En sentido contrario circulaban una furgón Iveco de reparto de flores, conducido por el varón J.G.U., y detrás de la furgoneta un Mercedes, ocupado por otro hombre, E.F.C.
Los dos primeros vehículos en colisionar entre ellos de forma frontal fueron el Citroen en el que iban Vilanova Peña y su mujer y la furgoneta. Según algunos indicios, luego chocaron –también de frente– el Opel y el Mercedes al intentar esquivar a los dos vehículos que iban delante.
Ambos impactos fueron brutales, y tres coches se estrellaron posteriormente contra el quitamiedos. Algunos de los implicados quedaron atrapados en un amasijo de hierros y no podían salir de sus coches.
Entre las dos parejas de vehículos accidentados había una distancia de unos veinte metros, lo que hizo pensar en que se tratase de dos accidentes distintos.
Se montó enseguida un espectacular dispositivo de emergencias. El 112 llamó a los bomberos de O Salnés, para que excarcelasen a las víctimas, así como a la Guardia Civil de Tráfico y a las agrupaciones de Protección Civil y de la Policía Local con competencia en la zona. Mientras, el servicio de urgencias médicas del 061 enviaba al punto del accidente casi media docena de ambulancias procedentes de Cambados, Portonovo, Pontevedra y Vilagarcía.
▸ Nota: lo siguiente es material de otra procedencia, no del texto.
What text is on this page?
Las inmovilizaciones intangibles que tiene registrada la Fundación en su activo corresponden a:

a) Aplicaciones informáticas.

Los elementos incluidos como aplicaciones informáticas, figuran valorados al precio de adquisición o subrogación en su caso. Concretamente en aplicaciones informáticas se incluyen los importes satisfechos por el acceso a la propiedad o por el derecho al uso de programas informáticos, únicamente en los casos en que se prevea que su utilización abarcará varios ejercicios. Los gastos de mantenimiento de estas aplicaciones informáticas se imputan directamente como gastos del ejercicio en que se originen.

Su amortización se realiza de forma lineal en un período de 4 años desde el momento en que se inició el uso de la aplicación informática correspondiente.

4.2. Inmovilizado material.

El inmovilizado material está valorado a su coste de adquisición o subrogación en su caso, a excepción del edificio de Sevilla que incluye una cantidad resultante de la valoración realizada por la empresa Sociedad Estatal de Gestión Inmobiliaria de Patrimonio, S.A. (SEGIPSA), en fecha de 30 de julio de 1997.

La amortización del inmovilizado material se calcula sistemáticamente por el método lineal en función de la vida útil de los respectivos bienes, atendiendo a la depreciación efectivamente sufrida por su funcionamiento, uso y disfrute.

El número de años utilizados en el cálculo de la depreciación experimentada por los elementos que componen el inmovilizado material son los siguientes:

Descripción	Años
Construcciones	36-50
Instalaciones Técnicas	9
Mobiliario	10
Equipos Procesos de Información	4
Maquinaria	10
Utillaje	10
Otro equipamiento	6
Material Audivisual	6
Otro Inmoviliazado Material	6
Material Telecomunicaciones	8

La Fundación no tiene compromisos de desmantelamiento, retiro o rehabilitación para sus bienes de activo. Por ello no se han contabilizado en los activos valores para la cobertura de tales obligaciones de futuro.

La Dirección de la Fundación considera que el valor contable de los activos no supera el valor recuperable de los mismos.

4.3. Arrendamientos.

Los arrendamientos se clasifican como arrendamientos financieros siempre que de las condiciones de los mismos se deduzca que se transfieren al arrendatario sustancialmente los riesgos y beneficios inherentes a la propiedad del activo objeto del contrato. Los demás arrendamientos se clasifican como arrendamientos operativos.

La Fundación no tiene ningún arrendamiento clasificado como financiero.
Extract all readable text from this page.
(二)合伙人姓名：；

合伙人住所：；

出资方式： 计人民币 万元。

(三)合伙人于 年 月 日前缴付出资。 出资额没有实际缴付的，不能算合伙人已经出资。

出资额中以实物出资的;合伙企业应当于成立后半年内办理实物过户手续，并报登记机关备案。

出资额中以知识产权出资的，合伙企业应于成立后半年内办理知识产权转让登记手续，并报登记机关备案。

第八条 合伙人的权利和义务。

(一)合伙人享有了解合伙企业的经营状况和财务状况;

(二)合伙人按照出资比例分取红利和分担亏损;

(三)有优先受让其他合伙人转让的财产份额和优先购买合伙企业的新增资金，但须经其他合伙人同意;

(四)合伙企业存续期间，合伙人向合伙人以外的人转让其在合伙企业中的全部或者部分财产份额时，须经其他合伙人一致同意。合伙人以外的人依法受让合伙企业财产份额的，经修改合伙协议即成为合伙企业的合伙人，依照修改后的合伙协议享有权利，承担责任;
Incluso se llamó al helicóptero, pero al final éste no pudo volar debido a la escasa visibilidad. Mientras los bomberos y los médicos del centro de salud de Cambados desplazados por el 061 prestaban la primera asistencia a los heridos, los otros cuerpos de seguridad y emergencias cortaban al tráfico la vía rápida entre las rotondas de Barrantes y Vilariño, desviando la circulación por carreteras secundarias.
Los bomberos tuvieron que excarcelar a la mujer de Vilanova Peña, S.M.I., de 65 años, que iba de acompañante en el C3; a su hijo, J.V.M., de 29; y al conductor del Mercedes, E.F.C., de 44.
Los otros dos heridos, J.G.U., de 29 años –que iba al volante del furgón– y el propio Vilanova Peña, de 72 años, lograron salir por su propio pie o lo hicieron asistidos por los médicos y los técnicos de ambulancias.
Los lesionados fueron repartidos entre el Hospital do Salnés, el Domínguez –a donde derivaron al empresario de Ribadumia y a su hijo– y Montecelo, que es donde ingresó la única mujer implicada, S.M.I., que en principio fue la peor parada y la que se encuentra más grave.
Sufrió diversos traumatismos y fracturas, y sobre las 22 horas de ayer estaba siendo sometida a una operación quirúrgica en Montecelo.
Antes del accidente, la mujer había estado comiendo con su marido y con el hijo en Cambados, y regresaban a Ribadumia a casa de un familiar con el que estaban pasando el fin de semana. Y es que José Manuel Vilanova Peña reside en la actualidad en A Coruña –de donde es su mujer– desde donde dirige una empresa especializada en psicología y rendimiento escolar, con sedes en A Coruña y Vigo.
Se barajan varias hipótesis para explicar el accidente, y una de ellas apunta a un pinchazo o al reventón de una rueda del C3 que conducía Vilanova. El tráfico se restableció a las 20 horas.